The crowd swelled as hundreds began to march while singing psalms and moving through the tree-lined streets toward the Tree of Life on an idyllic, sun-drenched fall day. As the marchers stopped for a final ceremony to honor the victims, they were interrupted by the sirens of the White House motorcade, which cut through the crowd as organizers shouted “Turn your back.”
Afterward they continued the march, slowing to cheer and chant “Thank you” to first responders who were at a nearby fire hall. Some in the crowd ran over to shake hands and hug the officers. Trump’s time in Pittsburgh concluded with a visit to the UPMC Presbyterian Hospital in Oakland and the officers who were injured in Saturday’s attack.
When considering how to deal with the grief, many rally goers suggested the response should be at the voting booth next week, as signs that read “Vote” were common among the crowd along with one man who had simply written the word across his forehead. The ballots cast in this community are unlikely to affect what are mostly safe districts for Democrats, but a large turnout will help Casey and Wolf, who are up for reelection (and comfortably ahead in the polls). They could also make a difference in 2020, as Trump vies for a repeat victory in a state he won by 44,000 votes.
If the gunman’s goal was to divide this community or intimidate them out of helping the refugees that had inspired his attack, he could not have been more of a failure. Every race, color and creed came together in the wake of the attack to denounce hate. And as far as the 130-year-old refugee resettlement organization whose works motivated the shooter, they were already holding meetings in the community about how to move forward with their work.
Rabbi Jamie Gibson of nearby Temple Sinai said the gunman’s anti-immigrant focus had done little to shake the city’s belief in diversity.
“I think the community is firmly supportive of refugees and immigrants to come to this country,” said Gibson. “Squirrel Hill is a marvelous example of a success story, that diversity enriches us all as opposed to frightening us or making us feel less safe I actually feel better knowing I can walk down Forbes Avenue at any given moment and hear Chinese or Arabic or French or Japanese or English or Russian. We are intensely curious about each other and each other’s stories for their differences but even more for their commonality.”

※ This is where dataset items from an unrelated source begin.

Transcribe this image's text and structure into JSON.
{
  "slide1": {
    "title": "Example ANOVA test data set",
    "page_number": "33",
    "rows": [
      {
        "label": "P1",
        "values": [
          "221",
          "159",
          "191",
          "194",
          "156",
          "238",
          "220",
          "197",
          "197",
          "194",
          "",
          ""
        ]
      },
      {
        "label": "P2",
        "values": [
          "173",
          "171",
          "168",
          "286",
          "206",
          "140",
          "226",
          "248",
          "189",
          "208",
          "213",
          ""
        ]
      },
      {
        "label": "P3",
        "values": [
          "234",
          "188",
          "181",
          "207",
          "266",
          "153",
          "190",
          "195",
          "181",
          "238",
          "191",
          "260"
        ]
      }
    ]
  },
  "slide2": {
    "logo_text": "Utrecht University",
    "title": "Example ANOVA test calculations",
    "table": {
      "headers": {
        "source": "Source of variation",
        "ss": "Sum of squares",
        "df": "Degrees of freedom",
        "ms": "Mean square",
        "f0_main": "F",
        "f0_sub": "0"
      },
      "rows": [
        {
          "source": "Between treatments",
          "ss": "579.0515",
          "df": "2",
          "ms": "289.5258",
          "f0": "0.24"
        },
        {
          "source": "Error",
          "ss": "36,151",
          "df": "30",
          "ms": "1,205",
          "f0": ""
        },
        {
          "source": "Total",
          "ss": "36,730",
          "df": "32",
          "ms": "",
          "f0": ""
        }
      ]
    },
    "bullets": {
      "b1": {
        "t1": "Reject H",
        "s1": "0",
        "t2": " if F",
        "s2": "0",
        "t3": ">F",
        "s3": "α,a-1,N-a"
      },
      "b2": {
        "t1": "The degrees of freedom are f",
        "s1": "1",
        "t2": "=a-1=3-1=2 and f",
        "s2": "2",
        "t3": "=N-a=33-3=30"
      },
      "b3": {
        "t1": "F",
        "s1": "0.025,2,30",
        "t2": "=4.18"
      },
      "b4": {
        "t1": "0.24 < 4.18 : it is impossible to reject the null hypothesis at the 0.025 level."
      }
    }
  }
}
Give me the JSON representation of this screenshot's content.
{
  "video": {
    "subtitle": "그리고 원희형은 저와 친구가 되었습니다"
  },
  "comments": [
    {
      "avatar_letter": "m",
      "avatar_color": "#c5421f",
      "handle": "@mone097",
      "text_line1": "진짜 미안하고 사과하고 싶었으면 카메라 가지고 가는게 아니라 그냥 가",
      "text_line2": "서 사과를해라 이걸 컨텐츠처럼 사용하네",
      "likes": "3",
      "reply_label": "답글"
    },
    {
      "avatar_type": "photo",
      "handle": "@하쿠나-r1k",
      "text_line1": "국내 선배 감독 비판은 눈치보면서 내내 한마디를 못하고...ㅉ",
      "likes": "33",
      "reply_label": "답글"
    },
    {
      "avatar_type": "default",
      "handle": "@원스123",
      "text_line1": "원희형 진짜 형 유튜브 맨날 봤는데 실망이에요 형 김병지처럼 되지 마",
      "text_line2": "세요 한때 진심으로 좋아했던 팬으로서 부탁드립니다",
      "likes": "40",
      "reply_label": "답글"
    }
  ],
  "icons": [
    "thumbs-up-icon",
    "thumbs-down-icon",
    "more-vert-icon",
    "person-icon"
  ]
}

“The unity we’ve seen is the light in the darkness,” said Strassburger of the community she represents. “It speaks to the relationships that just existed not just in Squirrel Hill but among various religions, among various organizations throughout the city and there wasn’t a need to build that as soon as the tragedy happened. Those relationships between the Jewish community, the Christian and Catholic community, the Muslim community and many, many others not just distinguished by their religion really coming together to support each other.”